The pilot may not have a choice. The typical mission profile of the U-2 had almost the entire flight within the “coffin corner”, and (according to Wiki) spent most of the time at 5 knots over stall speed.
Ben Rich’s (the head of the Lockheed Skunk Works after Kelly Johnson) biography mentions a bit about the U-2. In addition to what you write, he quoted a pilot saying that steep enough turns in the U-2 at altitude would give you an overspeed buffet in the outside wing, while the inside wing would be experiencing stall buffeting. And yet, it was not unknown for pilots to spend 10 hours in the thing, which strikes me as an amazing feat of concentration.
The U-2 was reportedly a very unforgiving plane to fly and killed more than a few pilots. Didn’t the Taiwanese Air Force have a very difficult time during their use of the U-2 to overfly the People’s Republic of China, with multiple crashes and deaths?

I recall a news story a few years ago about a couple of guys who took a small jet aircraft (Gulfstream or some such) up as high as they could go. They hit 41,000 feet before the engines flamed out; they could not get the engines restarted on the way down, and they crashed and died.
Oh yeah, here it is.
Wow.

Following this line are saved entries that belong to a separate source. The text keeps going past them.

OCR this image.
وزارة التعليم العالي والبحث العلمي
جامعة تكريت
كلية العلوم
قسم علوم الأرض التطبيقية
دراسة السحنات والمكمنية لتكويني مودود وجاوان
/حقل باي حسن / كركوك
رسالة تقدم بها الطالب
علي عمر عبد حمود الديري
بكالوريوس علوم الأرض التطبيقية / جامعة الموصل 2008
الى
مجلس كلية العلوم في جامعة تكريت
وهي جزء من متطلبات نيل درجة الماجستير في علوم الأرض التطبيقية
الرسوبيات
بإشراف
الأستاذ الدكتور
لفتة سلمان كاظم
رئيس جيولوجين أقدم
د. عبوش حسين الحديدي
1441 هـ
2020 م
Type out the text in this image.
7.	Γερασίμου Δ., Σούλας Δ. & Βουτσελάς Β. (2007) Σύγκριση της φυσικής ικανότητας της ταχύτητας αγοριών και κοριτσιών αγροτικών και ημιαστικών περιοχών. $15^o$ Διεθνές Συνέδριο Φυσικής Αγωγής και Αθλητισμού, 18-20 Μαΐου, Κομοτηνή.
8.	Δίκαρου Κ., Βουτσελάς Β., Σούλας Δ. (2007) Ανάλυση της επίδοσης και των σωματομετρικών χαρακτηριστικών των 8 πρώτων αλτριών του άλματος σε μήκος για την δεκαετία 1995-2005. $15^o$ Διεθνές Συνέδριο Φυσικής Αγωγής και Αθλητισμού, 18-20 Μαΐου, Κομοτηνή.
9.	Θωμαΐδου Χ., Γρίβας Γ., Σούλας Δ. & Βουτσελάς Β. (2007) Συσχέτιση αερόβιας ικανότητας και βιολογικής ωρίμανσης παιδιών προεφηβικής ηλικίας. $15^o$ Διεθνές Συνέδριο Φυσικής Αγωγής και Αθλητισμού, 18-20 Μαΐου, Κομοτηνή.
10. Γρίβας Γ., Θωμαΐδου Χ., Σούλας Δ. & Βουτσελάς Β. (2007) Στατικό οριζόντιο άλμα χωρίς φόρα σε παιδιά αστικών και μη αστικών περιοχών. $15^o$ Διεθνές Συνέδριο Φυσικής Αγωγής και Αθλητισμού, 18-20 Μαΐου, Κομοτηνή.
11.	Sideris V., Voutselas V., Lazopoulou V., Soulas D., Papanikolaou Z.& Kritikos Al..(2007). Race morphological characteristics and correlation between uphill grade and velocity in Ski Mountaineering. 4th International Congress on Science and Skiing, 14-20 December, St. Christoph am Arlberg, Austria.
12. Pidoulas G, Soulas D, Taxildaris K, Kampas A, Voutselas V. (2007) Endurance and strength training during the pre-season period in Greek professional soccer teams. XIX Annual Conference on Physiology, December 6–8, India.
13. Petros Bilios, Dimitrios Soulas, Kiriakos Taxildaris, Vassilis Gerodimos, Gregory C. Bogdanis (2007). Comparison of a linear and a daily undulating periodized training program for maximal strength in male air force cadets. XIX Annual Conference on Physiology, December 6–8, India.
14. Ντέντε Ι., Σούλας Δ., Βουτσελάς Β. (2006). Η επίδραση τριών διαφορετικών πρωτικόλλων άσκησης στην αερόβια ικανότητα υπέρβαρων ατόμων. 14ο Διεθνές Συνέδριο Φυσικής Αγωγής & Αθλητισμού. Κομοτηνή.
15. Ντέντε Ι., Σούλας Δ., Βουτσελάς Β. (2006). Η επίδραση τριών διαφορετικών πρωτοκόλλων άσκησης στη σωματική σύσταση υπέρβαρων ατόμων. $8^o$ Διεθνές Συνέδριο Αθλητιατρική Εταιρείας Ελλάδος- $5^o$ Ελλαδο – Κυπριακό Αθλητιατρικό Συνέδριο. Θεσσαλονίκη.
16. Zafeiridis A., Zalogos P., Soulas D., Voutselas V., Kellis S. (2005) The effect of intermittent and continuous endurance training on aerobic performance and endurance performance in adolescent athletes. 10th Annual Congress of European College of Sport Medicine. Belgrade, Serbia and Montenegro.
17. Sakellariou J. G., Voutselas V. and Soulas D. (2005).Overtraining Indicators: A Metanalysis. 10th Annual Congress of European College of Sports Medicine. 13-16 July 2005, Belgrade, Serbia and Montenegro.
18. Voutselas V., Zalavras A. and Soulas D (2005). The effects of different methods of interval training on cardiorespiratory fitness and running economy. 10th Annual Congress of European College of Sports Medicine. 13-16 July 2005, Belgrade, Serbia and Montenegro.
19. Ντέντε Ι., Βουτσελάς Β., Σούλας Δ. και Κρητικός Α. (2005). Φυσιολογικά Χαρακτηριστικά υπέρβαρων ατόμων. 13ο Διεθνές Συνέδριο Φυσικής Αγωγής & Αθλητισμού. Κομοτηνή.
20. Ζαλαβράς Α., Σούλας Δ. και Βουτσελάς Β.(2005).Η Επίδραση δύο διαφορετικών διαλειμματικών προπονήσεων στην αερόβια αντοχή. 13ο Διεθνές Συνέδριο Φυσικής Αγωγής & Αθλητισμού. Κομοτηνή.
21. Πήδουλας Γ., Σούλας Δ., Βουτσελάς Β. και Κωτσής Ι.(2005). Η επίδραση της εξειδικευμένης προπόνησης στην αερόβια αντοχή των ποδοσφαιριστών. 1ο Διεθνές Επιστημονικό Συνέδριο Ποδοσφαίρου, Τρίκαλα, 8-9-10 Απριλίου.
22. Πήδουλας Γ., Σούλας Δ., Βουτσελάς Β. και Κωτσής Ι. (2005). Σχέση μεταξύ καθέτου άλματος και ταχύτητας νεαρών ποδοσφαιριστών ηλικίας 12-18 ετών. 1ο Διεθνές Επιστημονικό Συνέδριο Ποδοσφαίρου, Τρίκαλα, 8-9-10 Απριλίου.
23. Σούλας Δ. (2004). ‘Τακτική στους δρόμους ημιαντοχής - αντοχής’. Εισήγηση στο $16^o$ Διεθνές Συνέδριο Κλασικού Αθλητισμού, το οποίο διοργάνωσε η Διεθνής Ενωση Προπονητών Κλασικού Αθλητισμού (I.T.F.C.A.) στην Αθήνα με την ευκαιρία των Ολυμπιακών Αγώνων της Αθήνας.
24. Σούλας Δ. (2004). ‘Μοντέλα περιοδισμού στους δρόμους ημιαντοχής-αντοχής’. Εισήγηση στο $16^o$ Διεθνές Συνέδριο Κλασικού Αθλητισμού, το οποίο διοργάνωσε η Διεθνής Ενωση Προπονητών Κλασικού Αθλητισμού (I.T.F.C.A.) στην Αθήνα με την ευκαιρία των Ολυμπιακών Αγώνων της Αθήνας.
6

Many differences between that story and the Air France jet that went down off the coast of Brazil a few years ago, but this sentence happens to apply equally well to both:
“But as an automatic system tried to push the nose down, to gain speed and prevent the stall, the pilots, for reasons that are unclear, overrode it.”
(For Air France, just substitute “other pilot” for “autopilot”).
I wonder if there’s a common factor here – some instinctual thing which makes some pilots want to keep their nose up when they know intellectually speaking it’s the wrong thing to do?
Well, that’s a topic for another thread.